2011年1月16日日曜日

冬ごもり

寒い。センター試験の受験生たちのことを少し思いやる。先週の金曜日で大学の10年度の授業も終わった。前年度の受講生二人と(一人はなぜか去年この授業の単位は取ったのに今期もほとんど休みなく聴講してくれた3年生、もう一人は4年生だが、この一年思うことがあって休学していた女学生。今年は復帰するという、単位はほとんど取得しているそうで、今年後期のゼミを一つだけ取ればいいということ。)池袋で飲んだ。N君は今、詩を書いている。詩を書きたい、書くことに熱中している。Hさんは自分の進路に対して真正面から向き合い、悩み考えている。一つの道が見えてきている。ぼくは自分の今期の講義の反省ともつかぬ愚痴を、このもの分かりのいい優しい学生二人に向かってぐだぐだ言いながら日本酒を飲んだ。それが金曜日の夜。帰りに西荻で途中下車して杉並高校のときの教え子(実際には授業はもたなかったが)がやっているソーヤーカフェに寄り、おいしいラム酒(なんて言う銘柄だったか忘れてしまった)を飲む。お店で彼の奥さんとも話をするが、彼女は岡山の出身で三沢浩二や秋山基夫を知っているというのには驚いた。そこに岡崎武士さんが入ってきた。私は挨拶をして帰った。

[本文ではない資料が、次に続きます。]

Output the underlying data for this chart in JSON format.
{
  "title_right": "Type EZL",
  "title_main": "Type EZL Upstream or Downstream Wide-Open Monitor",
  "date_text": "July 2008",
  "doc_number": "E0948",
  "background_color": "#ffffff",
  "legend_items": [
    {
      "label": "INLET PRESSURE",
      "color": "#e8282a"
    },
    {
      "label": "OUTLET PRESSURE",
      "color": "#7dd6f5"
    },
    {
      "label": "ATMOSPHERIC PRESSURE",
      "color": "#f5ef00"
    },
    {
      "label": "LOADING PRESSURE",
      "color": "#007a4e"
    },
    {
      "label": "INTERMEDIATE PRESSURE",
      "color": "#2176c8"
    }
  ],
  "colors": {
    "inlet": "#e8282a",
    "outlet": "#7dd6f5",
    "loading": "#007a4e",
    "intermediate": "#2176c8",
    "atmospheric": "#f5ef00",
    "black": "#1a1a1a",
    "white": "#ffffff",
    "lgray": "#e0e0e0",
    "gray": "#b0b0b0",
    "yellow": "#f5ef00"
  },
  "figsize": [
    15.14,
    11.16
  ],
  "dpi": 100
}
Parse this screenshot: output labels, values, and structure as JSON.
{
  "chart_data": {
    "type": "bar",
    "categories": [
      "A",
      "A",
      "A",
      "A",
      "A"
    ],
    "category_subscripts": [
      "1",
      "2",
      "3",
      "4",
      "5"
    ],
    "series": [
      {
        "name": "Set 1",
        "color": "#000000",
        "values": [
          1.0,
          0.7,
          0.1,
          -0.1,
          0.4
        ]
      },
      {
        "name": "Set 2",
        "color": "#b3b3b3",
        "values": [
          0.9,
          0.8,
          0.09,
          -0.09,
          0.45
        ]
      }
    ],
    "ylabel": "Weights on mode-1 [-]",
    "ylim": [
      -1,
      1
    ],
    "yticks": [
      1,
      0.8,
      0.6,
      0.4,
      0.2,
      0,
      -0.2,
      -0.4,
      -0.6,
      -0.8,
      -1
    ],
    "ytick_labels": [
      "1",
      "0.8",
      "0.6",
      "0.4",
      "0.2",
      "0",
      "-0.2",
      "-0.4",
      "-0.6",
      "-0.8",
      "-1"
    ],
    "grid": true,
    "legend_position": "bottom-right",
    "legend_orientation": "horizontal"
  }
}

土曜日、日曜日とひきこもる。今年になって買った『蕪村句集講義1』(東洋文庫)を読む。これは子規、碧梧桐、鳴雪、虚子らの「蕪村句集」輪講の記録である。その輪講は明治31年の1月15日から36年4月6日まで63回にわたり行われた、それが逐次「ホトトギス」に連載され、その後に単行本として「冬之部」「春之部」「夏之部」「秋之部」として刊行されたということだ。それを東洋文庫として三巻に分けて出版するというもの。全部出たのかどうか知らないけど、その一巻目「冬之部」を国立の増田書店で購入した。早稲田の佐藤勝明という人が校注している。この人はやはり最近出た(去年だが)『芭蕉全句集』(角川ソフィア文庫)の訳注者の一人でもある。

その中から「冬ごもり」の句。

「居眠りて我にかくれん冬ごもり」
これに対して碧梧桐は以下のように記す。
―汚れたる浮世の我を忘れて、暫く清浄の界に遊ばんといふ心なるべし。我を客観に見るが故に我にかくれんとと言ふ。居眠るは仮寝にして膝などを抱えたる侘人のさまをも想像すべく、冬籠の情を得たり。芭蕉が金屏の松の古びや、と詠ぜしは其客観にして、この句は即ち其主観なるべし。この句も時の連想少なき句なり。―

後半ちょっとわかりにくいが、芭蕉の「金屏の松の古さよ冬籠」との対比などいろいろ考えさせる。

「冬ごもり壁をこころの山に倚る」
「冬ごもり灯下に書すとかかれたり」

「勝手まで誰が妻子ぞ冬ごもり」
この句についての輪講の記録者は子規だが以下のように書いている。輪講の場を彷彿とさせる。
―鳴雪翁曰く、主人奥の間に冬籠りし居る時、勝手(松山にて茶の間といふが如し)の方に何やら話し声のするを聞き咎めて「さては何処の妻君か子供をつれておとづれたりと見ゆるは」と思へるなり。もっともこの来客は勝手まで来て、此の家の家内分と話したるのみにて、主人には面会もせず帰りたれば、主人はそれを誰とも知らぬなり。かく主人には面会せずして帰る処、冬籠りの情を穿ちたり。但し蕪村にしては悪き句なり(露月氏も悪句と為す)。
子規曰く、明解を得て疑団釈けたり。この趣向、太祇・几董などの多く作る所なり。この句を蕪村集中の佳什とは思はねど、鳴雪翁の如くは貶せず。蓋し複雑したる趣向を善く言ひ得たる処、伎倆驚くべきものあり。蕪村ならでは到底言ひをほせずと信ずればなり。―

「冬ごもり仏にうときこころ哉」これも子規の記録による。
―鳴雪翁曰く、万事を抛ちて冬籠り居れば、もとより寺詣りするでも無く、また内で勤行するでも無く、只為す事も無くて日を暮らすにぞ、自ら仏に疎遠になった心持ちはすると詠みたるなり。最も趣味深き句なり。―

蕪村の冬籠り、それを解釈する子規たち明治人の冬籠り、そしてわたしの冬籠り、共通するものは何処にあるか。